Does the description disclose side effects, auth requirements, rate limits, or destructive behavior?

No annotations are provided, so the description carries the full burden of behavioral disclosure. It states the tool generates 'true random numbers' but doesn't clarify aspects like whether this is a read-only operation, if it has side effects, rate limits, or authentication requirements. For a tool with no annotation coverage, this is a significant gap in transparency.

Agents need to know what a tool does to the world before calling it. Descriptions should go beyond structured annotations to explain consequences.

Conciseness5/5

Is the description appropriately sized, front-loaded, and free of redundancy?

The description is a single, efficient sentence that directly states the tool's purpose without any unnecessary words or fluff. It's appropriately sized and front-loaded, making it easy to parse quickly.

Shorter descriptions cost fewer tokens and are easier for agents to parse. Every sentence should earn its place.

Completeness2/5

Given the tool's complexity, does the description cover enough for an agent to succeed on first attempt?

Given the tool has no annotations and no output schema, the description is incomplete. It doesn't explain what the output looks like (e.g., a list of numbers), behavioral traits, or usage context relative to siblings. For a 4-parameter tool with no structured support, the description should provide more comprehensive guidance.

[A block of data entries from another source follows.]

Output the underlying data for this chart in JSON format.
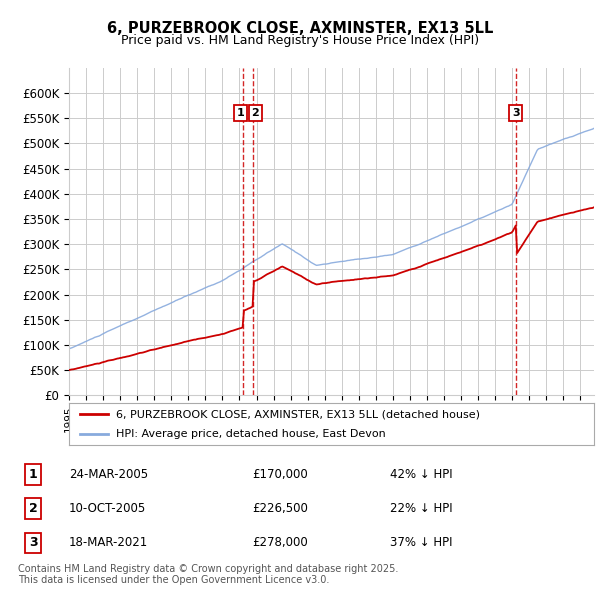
{
  "title": "6, PURZEBROOK CLOSE, AXMINSTER, EX13 5LL",
  "subtitle": "Price paid vs. HM Land Registry's House Price Index (HPI)",
  "ylim": [
    0,
    650000
  ],
  "yticks": [
    0,
    50000,
    100000,
    150000,
    200000,
    250000,
    300000,
    350000,
    400000,
    450000,
    500000,
    550000,
    600000
  ],
  "ytick_labels": [
    "£0",
    "£50K",
    "£100K",
    "£150K",
    "£200K",
    "£250K",
    "£300K",
    "£350K",
    "£400K",
    "£450K",
    "£500K",
    "£550K",
    "£600K"
  ],
  "xlim_start": 1995.0,
  "xlim_end": 2025.8,
  "sale_events": [
    {
      "num": 1,
      "year": 2005.23,
      "price": 170000
    },
    {
      "num": 2,
      "year": 2005.78,
      "price": 226500
    },
    {
      "num": 3,
      "year": 2021.21,
      "price": 278000
    }
  ],
  "hpi_line_color": "#88aadd",
  "property_line_color": "#cc0000",
  "grid_color": "#cccccc",
  "background_color": "#ffffff",
  "legend_label_property": "6, PURZEBROOK CLOSE, AXMINSTER, EX13 5LL (detached house)",
  "legend_label_hpi": "HPI: Average price, detached house, East Devon",
  "footnote": "Contains HM Land Registry data © Crown copyright and database right 2025.\nThis data is licensed under the Open Government Licence v3.0.",
  "table_rows": [
    {
      "num": 1,
      "date": "24-MAR-2005",
      "price": "£170,000",
      "pct": "42% ↓ HPI"
    },
    {
      "num": 2,
      "date": "10-OCT-2005",
      "price": "£226,500",
      "pct": "22% ↓ HPI"
    },
    {
      "num": 3,
      "date": "18-MAR-2021",
      "price": "£278,000",
      "pct": "37% ↓ HPI"
    }
  ]
}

Complex tools with many parameters or behaviors need more documentation. Simple tools need less. This dimension scales expectations accordingly.

Parameters3/5

Does the description clarify parameter syntax, constraints, interactions, or defaults beyond what the schema provides?

The schema description coverage is 100%, with all parameters well-documented in the input schema (e.g., 'n' as number of Gaussian numbers with range 1-10,000). The description adds no additional parameter semantics beyond what the schema provides, so it meets the baseline score of 3 for high schema coverage.

Input schemas describe structure but not intent. Descriptions should explain non-obvious parameter relationships and valid value ranges.

Purpose4/5

Does the description clearly state what the tool does and how it differs from similar tools?

The description clearly states the action ('generate') and resource ('true random numbers from a Gaussian distribution'), which is specific and unambiguous. However, it doesn't explicitly differentiate from sibling tools like 'generateDecimalFractions' or 'generateIntegers', which would require mentioning the specific distribution type as a distinguishing feature.

Agents choose between tools based on descriptions. A clear purpose with a specific verb and resource helps agents select the right tool.

Usage Guidelines2/5

Does the description explain when to use this tool, when not to, or what alternatives exist?

The description provides no guidance on when to use this tool versus alternatives like 'generateDecimalFractions' or 'generateIntegers'. There's no mention of use cases, prerequisites, or exclusions, leaving the agent to infer usage from the tool name alone.

Agents often have multiple tools that could apply. Explicit usage guidance like "use X instead of Y when Z" prevents misuse.